The response of the intracellular pathogen Rhodococcus equi to H(2)O(2) treatment, a situation potentially encountered after the oxidative burst of alveolar macrophages, was analyzed. Compared to other bacteria, including Deinococcus radiodurans, R. equi showed exceptionally high resistance to this stress. A proteomic approach showed that four polypeptides present in the wild-type strain (85F) are missing in the plasmid-cured strain 85F(P-), and by using a DNA macroarray, we identified two plasmid-encoded vap genes, vapA and vapG, whose expression was highly induced by H(2)O(2) treatment.
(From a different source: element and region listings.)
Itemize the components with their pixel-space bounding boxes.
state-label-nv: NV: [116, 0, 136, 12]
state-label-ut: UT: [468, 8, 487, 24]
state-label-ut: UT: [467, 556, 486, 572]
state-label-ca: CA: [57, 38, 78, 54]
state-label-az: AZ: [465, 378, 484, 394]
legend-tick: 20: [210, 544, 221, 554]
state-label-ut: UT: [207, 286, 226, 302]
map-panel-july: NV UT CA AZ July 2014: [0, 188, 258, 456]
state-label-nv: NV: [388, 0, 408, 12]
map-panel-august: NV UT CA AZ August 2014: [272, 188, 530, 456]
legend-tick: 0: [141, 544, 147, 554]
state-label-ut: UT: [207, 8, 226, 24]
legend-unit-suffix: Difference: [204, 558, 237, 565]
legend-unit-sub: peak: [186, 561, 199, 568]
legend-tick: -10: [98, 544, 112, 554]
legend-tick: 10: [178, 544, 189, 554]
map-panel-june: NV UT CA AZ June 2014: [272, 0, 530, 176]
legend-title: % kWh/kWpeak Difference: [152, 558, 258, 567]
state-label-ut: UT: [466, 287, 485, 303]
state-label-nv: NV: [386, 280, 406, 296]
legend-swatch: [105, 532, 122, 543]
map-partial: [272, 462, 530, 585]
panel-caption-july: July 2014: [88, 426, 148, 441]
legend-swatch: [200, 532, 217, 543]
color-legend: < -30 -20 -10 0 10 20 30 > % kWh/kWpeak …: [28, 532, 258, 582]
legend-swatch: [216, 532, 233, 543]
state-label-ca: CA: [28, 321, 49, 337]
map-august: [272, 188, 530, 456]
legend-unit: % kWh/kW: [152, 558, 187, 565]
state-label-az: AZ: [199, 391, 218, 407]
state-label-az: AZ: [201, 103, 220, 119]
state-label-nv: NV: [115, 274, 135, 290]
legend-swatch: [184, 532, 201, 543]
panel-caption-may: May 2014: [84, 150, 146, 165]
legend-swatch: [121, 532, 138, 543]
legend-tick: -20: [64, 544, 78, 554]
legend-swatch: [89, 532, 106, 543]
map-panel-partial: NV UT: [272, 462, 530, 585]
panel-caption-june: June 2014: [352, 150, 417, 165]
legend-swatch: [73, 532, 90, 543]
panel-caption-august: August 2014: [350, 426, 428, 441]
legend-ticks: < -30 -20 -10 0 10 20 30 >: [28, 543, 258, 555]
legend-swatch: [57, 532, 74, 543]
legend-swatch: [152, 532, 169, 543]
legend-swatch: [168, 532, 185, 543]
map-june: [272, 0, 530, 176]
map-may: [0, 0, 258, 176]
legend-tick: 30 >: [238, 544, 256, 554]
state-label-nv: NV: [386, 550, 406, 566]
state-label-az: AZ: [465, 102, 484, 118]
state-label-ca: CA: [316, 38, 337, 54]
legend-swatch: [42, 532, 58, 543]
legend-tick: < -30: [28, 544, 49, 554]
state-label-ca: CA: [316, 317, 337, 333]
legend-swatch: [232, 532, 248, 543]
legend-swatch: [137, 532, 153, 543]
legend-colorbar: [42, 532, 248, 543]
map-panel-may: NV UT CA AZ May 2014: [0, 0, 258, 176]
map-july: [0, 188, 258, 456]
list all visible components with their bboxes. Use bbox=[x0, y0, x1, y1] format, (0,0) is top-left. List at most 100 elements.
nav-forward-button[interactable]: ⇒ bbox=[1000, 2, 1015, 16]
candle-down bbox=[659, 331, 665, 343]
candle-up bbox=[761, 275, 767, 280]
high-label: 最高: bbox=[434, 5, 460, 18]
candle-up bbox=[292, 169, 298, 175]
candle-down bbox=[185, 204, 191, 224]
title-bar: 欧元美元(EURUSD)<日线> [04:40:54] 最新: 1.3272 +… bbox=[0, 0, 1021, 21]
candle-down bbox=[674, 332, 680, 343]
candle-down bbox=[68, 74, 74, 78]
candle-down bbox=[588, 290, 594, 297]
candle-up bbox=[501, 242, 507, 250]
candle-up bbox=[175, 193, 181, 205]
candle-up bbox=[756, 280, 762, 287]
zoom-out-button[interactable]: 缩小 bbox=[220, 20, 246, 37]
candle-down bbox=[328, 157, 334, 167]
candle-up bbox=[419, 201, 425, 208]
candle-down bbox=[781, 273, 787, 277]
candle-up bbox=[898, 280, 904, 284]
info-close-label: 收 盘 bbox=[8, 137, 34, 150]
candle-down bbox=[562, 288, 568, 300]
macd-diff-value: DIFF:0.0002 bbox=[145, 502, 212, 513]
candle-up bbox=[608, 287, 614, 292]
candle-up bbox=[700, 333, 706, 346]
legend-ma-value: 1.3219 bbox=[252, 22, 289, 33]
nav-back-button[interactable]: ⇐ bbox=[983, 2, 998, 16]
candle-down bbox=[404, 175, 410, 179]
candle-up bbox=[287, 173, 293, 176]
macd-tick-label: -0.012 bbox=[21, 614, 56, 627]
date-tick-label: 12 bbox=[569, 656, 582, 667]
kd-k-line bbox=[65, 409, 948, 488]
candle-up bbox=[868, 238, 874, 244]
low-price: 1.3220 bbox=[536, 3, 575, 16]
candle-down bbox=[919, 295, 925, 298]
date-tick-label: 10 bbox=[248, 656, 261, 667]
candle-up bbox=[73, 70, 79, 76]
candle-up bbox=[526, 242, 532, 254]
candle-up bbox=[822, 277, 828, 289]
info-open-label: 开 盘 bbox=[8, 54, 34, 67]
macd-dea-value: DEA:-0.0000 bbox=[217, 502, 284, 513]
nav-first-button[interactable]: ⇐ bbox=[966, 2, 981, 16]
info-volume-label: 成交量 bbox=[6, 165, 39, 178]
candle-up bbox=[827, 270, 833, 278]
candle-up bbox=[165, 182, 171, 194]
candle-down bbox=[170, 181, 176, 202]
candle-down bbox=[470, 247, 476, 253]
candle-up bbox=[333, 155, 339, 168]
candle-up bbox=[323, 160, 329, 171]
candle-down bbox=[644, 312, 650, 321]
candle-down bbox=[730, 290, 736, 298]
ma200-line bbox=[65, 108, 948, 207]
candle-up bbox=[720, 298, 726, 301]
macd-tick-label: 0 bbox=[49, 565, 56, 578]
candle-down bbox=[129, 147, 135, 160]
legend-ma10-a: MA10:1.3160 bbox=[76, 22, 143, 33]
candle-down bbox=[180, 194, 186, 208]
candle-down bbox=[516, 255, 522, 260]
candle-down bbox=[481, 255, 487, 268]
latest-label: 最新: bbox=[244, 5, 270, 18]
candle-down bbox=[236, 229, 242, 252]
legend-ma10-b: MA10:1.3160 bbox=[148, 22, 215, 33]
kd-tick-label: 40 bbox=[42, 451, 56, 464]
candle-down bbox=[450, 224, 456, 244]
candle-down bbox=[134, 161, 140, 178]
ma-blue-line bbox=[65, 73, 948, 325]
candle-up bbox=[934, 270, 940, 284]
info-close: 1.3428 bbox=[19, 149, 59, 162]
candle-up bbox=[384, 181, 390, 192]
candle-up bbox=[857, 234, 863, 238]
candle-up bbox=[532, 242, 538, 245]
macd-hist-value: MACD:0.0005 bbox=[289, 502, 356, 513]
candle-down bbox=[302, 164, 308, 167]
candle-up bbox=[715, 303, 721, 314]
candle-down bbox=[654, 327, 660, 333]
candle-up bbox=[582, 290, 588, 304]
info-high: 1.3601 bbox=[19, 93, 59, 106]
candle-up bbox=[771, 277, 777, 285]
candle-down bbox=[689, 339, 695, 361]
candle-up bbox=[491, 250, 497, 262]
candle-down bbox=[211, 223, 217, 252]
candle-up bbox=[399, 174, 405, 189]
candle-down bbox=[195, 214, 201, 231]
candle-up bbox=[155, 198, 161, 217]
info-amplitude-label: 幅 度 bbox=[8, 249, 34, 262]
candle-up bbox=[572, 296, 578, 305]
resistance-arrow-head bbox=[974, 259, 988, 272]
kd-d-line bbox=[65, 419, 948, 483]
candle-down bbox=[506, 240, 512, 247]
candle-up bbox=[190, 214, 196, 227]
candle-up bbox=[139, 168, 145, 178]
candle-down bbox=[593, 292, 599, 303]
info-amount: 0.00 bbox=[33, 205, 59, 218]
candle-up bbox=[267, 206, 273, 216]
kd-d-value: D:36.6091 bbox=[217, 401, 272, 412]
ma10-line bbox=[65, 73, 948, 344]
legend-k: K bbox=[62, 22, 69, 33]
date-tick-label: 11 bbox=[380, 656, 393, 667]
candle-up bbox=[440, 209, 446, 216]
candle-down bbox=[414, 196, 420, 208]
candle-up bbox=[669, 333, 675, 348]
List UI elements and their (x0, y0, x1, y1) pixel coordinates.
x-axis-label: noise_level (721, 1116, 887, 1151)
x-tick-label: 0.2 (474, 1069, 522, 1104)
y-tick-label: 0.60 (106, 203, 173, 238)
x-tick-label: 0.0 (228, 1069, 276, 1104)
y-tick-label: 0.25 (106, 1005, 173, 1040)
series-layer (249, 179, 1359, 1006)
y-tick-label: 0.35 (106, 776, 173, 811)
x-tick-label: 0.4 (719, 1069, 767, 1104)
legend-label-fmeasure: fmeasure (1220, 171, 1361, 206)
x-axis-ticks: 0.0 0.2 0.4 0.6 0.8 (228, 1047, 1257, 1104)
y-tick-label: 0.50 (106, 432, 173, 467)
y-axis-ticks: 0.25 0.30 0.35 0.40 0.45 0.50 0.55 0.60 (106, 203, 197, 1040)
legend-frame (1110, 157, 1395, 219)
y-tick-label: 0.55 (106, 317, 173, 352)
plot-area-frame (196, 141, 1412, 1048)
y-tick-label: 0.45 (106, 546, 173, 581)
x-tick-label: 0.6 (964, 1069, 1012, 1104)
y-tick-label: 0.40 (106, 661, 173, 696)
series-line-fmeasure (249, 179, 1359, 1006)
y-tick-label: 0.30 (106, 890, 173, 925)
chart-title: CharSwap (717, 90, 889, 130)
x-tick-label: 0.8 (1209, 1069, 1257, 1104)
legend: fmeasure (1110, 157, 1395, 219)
Whereas the transcript size of vapA was compatible with a monocistronic mRNA, the transcript of vapG was considerably longer. Rapid amplification of cDNA ends PCRs showed that the transcriptional start sites of the two operons were 69 and 269 nucleotides (nt) upstream of the start codon, respectively. Analysis of these leader sequences revealed the presence of a small open reading frame named podG, which encodes a sequence of 55 amino acids preceded by a putative ribosome binding site sequence in the vapG transcript. Taking this result into account, the untranslated leader of the podG/vapG operon is 87 nt. Alignment of this sequence with the leader sequences of vapA and vapD, genes previously shown to be induced by acid, revealed significant homologies. Since our results showed that vapA, vapD, and vapG are genes highly induced by macrophage-related stresses, their gene products may, within the Vap protein family, play a dominant role inside these phagocytic cells and may be the most promising candidates for vaccination strategies.[1]